The two claim kids' books use anthropomorphized animals to "reinforce socially dominant norms” like nuclear families and gender stereotypes.  “[M]uch of young children’s media reproduces and confirms racist, colonial, consumerist, heteronormative, and patriarchal norms,” they wrote.

Why do I imagine these two would not be a bit outraged if a kids book was "homo-normative" or depicted a matriarchal society? 

Next up:  Sociology prof claims ice-hockey "reproduces and confirms racist, colonial, consumerist, heteronormative, and patriarchal norms."  Whereas football and baseball confirm all but the raacist thing. 

Oh, and all professional sports that don't have women players are sexist.

More people believe UFO's are aliens than believe....

You knew this but I wanted to make it official:  Recent surveys show the percentage of Americans who believe UFO's are alien spacecraft is seven times higher than the percentage that trust the federal gummint to "almost always do the right thing."

Admittedly, a full 24 percent of respondents said they thought the fed gummint did the right thing "most or almost all the time," but that's hardly a rousing assessment, since it means thee-quarters think the gummint manages to do the wrong thing most of the time.

Either way, no surprise.

I'm waiting for the poll that asks, Do you believe either congress or Mr.
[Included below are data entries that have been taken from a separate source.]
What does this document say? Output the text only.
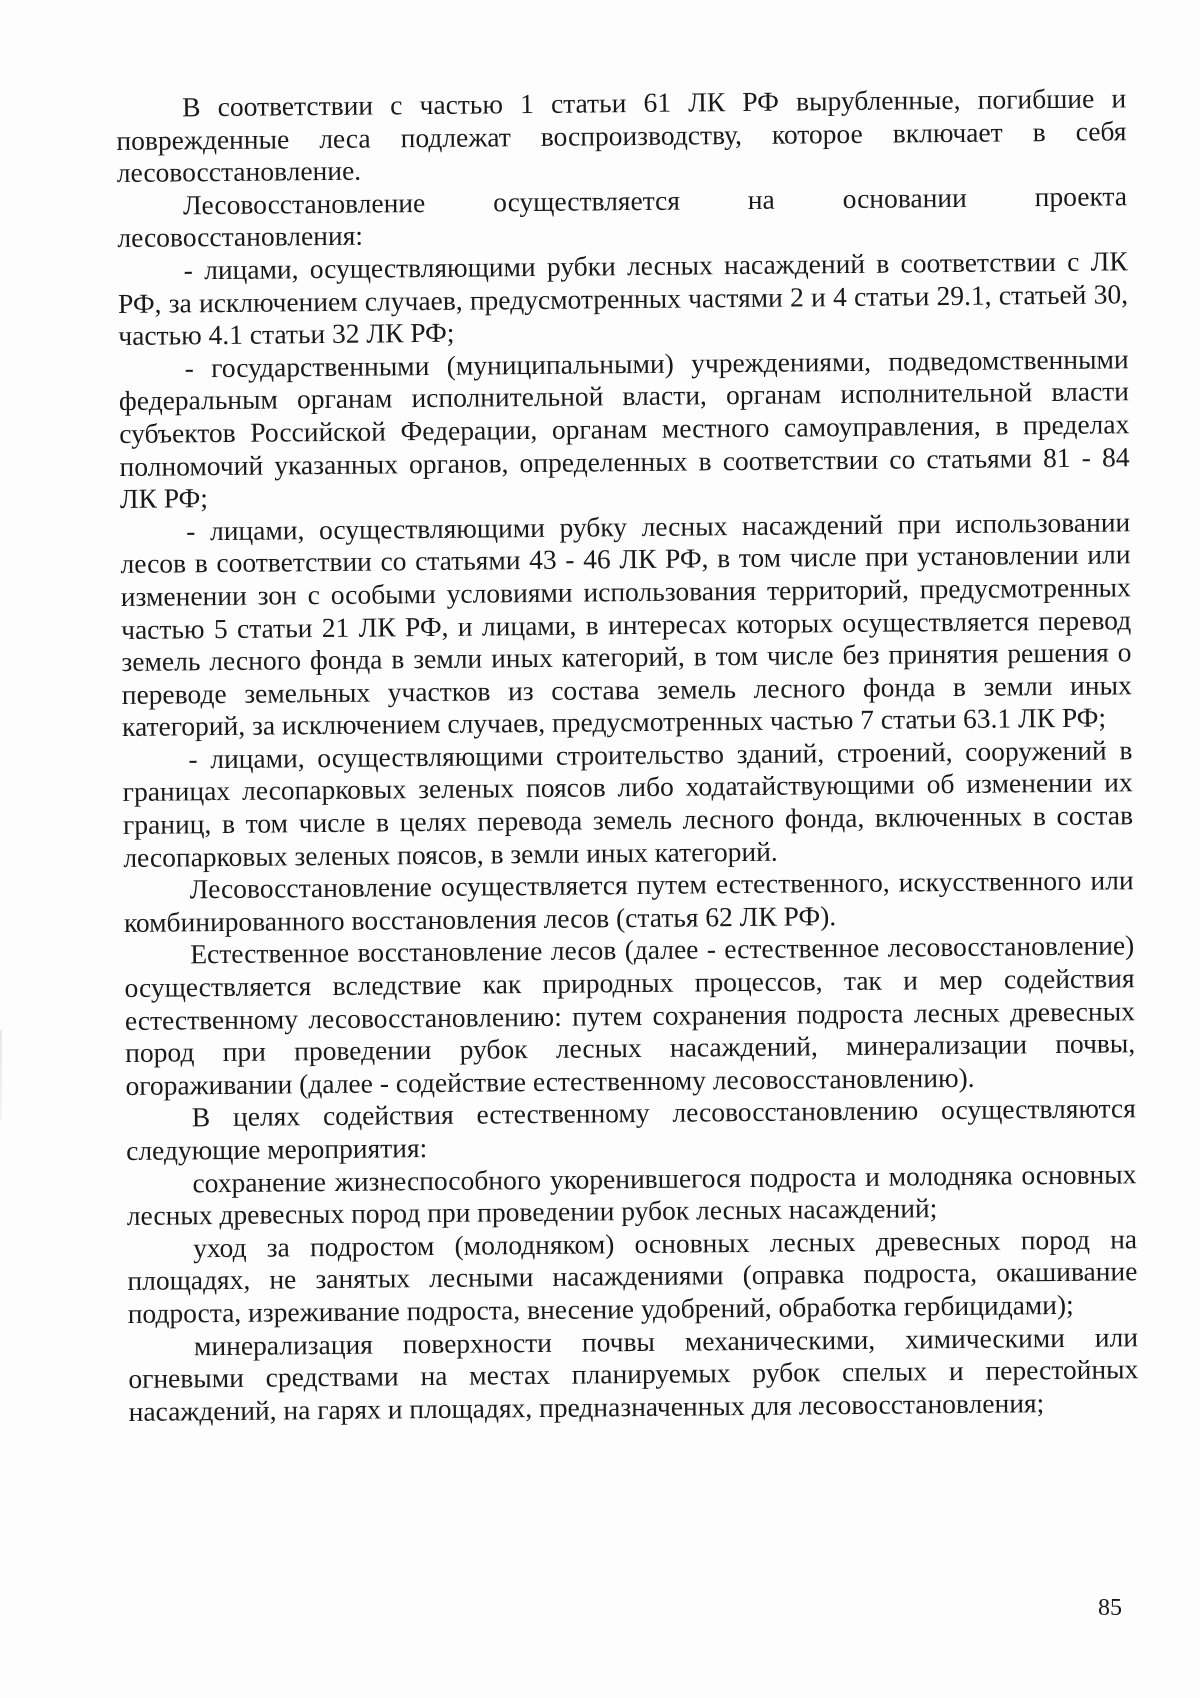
В соответствии с частью 1 статьи 61 ЛК РФ вырубленные, погибшие и поврежденные леса подлежат воспроизводству, которое включает в себя лесовосстановление.

Лесовосстановление осуществляется на основании проекта лесовосстановления:

- лицами, осуществляющими рубки лесных насаждений в соответствии с ЛК РФ, за исключением случаев, предусмотренных частями 2 и 4 статьи 29.1, статьей 30, частью 4.1 статьи 32 ЛК РФ;

- государственными (муниципальными) учреждениями, подведомственными федеральным органам исполнительной власти, органам исполнительной власти субъектов Российской Федерации, органам местного самоуправления, в пределах полномочий указанных органов, определенных в соответствии со статьями 81 - 84 ЛК РФ;

- лицами, осуществляющими рубку лесных насаждений при использовании лесов в соответствии со статьями 43 - 46 ЛК РФ, в том числе при установлении или изменении зон с особыми условиями использования территорий, предусмотренных частью 5 статьи 21 ЛК РФ, и лицами, в интересах которых осуществляется перевод земель лесного фонда в земли иных категорий, в том числе без принятия решения о переводе земельных участков из состава земель лесного фонда в земли иных категорий, за исключением случаев, предусмотренных частью 7 статьи 63.1 ЛК РФ;

- лицами, осуществляющими строительство зданий, строений, сооружений в границах лесопарковых зеленых поясов либо ходатайствующими об изменении их границ, в том числе в целях перевода земель лесного фонда, включенных в состав лесопарковых зеленых поясов, в земли иных категорий.

Лесовосстановление осуществляется путем естественного, искусственного или комбинированного восстановления лесов (статья 62 ЛК РФ).

Естественное восстановление лесов (далее - естественное лесовосстановление) осуществляется вследствие как природных процессов, так и мер содействия естественному лесовосстановлению: путем сохранения подроста лесных древесных пород при проведении рубок лесных насаждений, минерализации почвы, огораживании (далее - содействие естественному лесовосстановлению).

В целях содействия естественному лесовосстановлению осуществляются следующие мероприятия:

сохранение жизнеспособного укоренившегося подроста и молодняка основных лесных древесных пород при проведении рубок лесных насаждений;

уход за подростом (молодняком) основных лесных древесных пород на площадях, не занятых лесными насаждениями (оправка подроста, окашивание подроста, изреживание подроста, внесение удобрений, обработка гербицидами);

минерализация поверхности почвы механическими, химическими или огневыми средствами на местах планируемых рубок спелых и перестойных насаждений, на гарях и площадях, предназначенных для лесовосстановления;

85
Obama are deliberately pushing policies that will destroy free enterprise or freedom as we've known it in the past?"

Democrats trust Obama--here are some of the reasons

Democrats apparently trust Obama.  Here are a few of the reasons:

"As soon as I take office I will close the U.S. military prison at Guantanamo."  (Last I heard it's still open.)

He said spending $800 Billion (borrowed from China) on "shovel-ready jobs" --a.k.a. the Stimulus Program--would reduce unemployment to around 5 percent.  (Unemployment stayed at almost ten percent for a couple of years--or even higher, depending on whether you believe the official figures.  VP Biden later admitted "There were no shovel-ready jobs.")
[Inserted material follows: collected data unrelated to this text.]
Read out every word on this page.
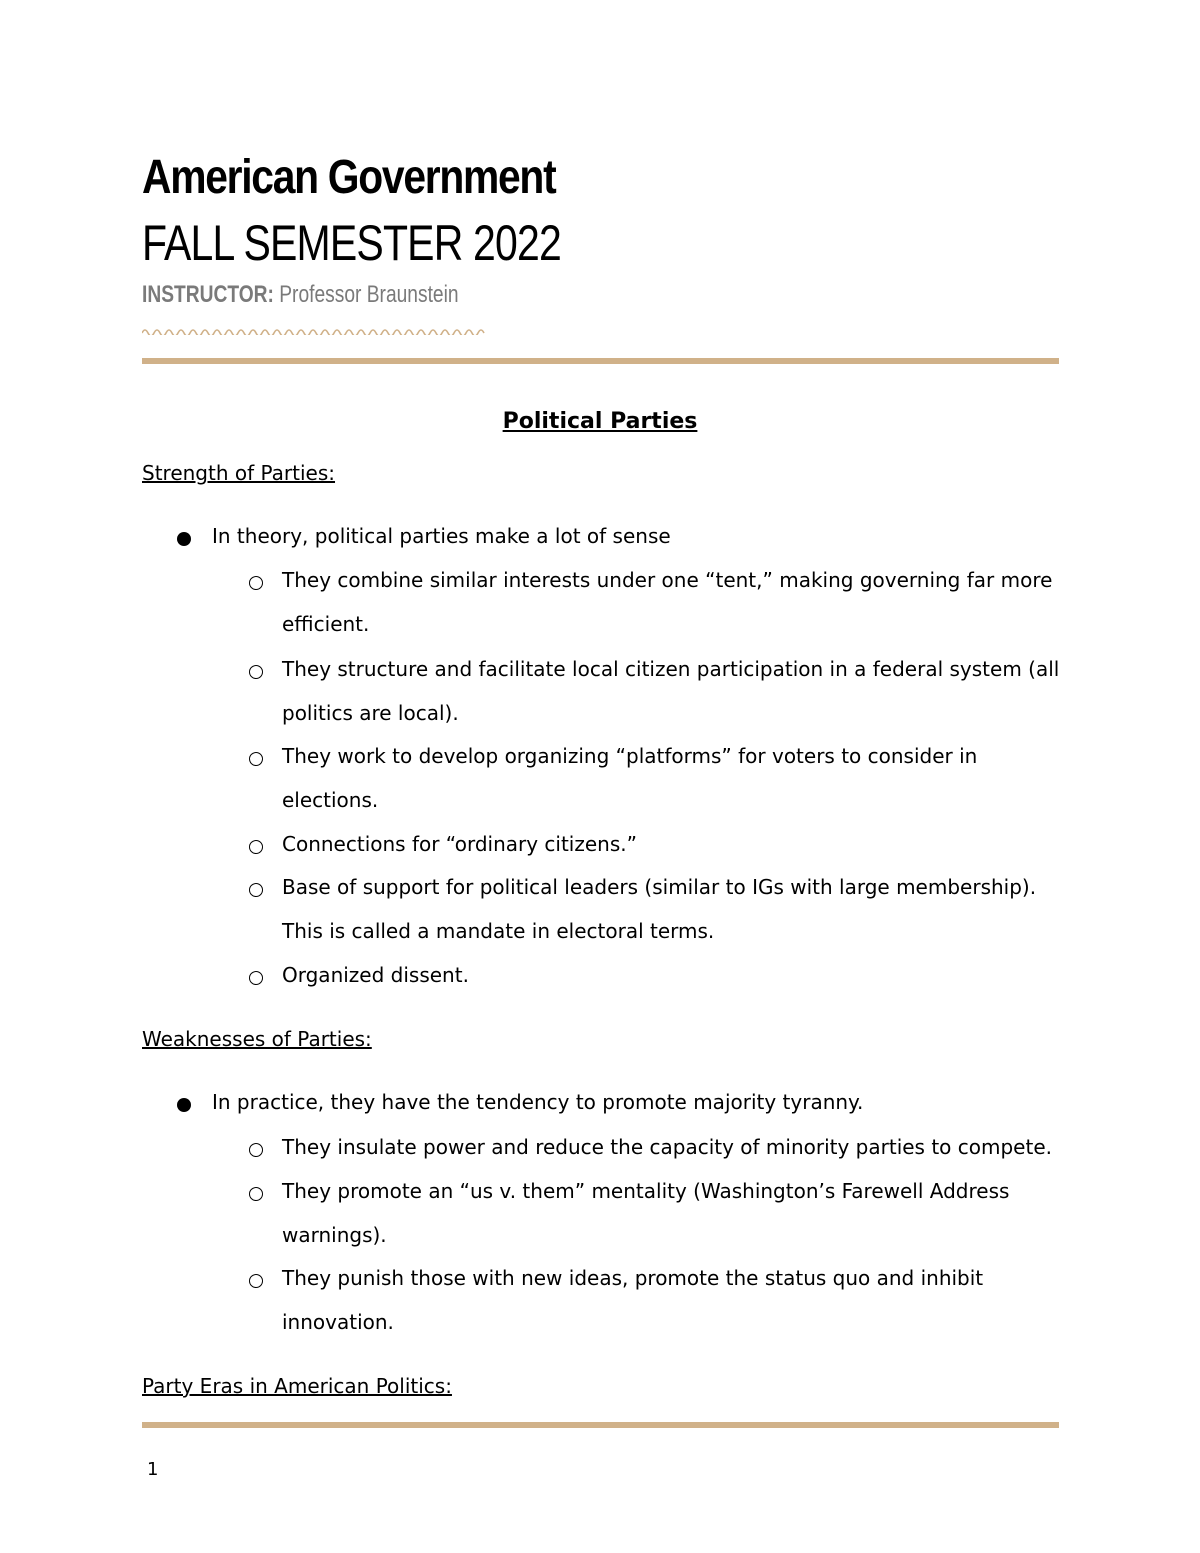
American Government
FALL SEMESTER 2022
INSTRUCTOR: Professor Braunstein
Political Parties

Strength of Parties:

In theory, political parties make a lot of sense
They combine similar interests under one “tent,” making governing far more
efficient.
They structure and facilitate local citizen participation in a federal system (all
politics are local).
They work to develop organizing “platforms” for voters to consider in
elections.
Connections for “ordinary citizens.”
Base of support for political leaders (similar to IGs with large membership).
This is called a mandate in electoral terms.
Organized dissent.

Weaknesses of Parties:

In practice, they have the tendency to promote majority tyranny.
They insulate power and reduce the capacity of minority parties to compete.
They promote an “us v. them” mentality (Washington’s Farewell Address
warnings).
They punish those with new ideas, promote the status quo and inhibit
innovation.

Party Eras in American Politics:

1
$26 Billion in gummint grants to so-called "green energy" companies--virtually all owned by Obama cronies, and virtually all of which quickly went bankrupt--most after giving sweetheart bonuses to their founders.

"If you like your health care, you'll be able to keep it."  How's that working out for ya?

Had his minion, U.S. ambassador to the U.N. Susan Rice, hit every one of the big five Sunday morning news shows to tell everyone in the country that the attack on the "consular annex" in Benghazi was the result of a "spontaneous demonstration" about a bad video on the internet, that got out of control.  (Later this was shown to be wrong, but served the vital purpose of injecting confusion at a critical time.)

He's directed his FBI to avoid finding any evidence that high-ranking IRS execs conspired with Obama officials to abuse conservative organizations.

Expanded the program of using armed drones, which are now used to kill Americans overseas, without trial.

Yeah, really trustworthy guy, that one.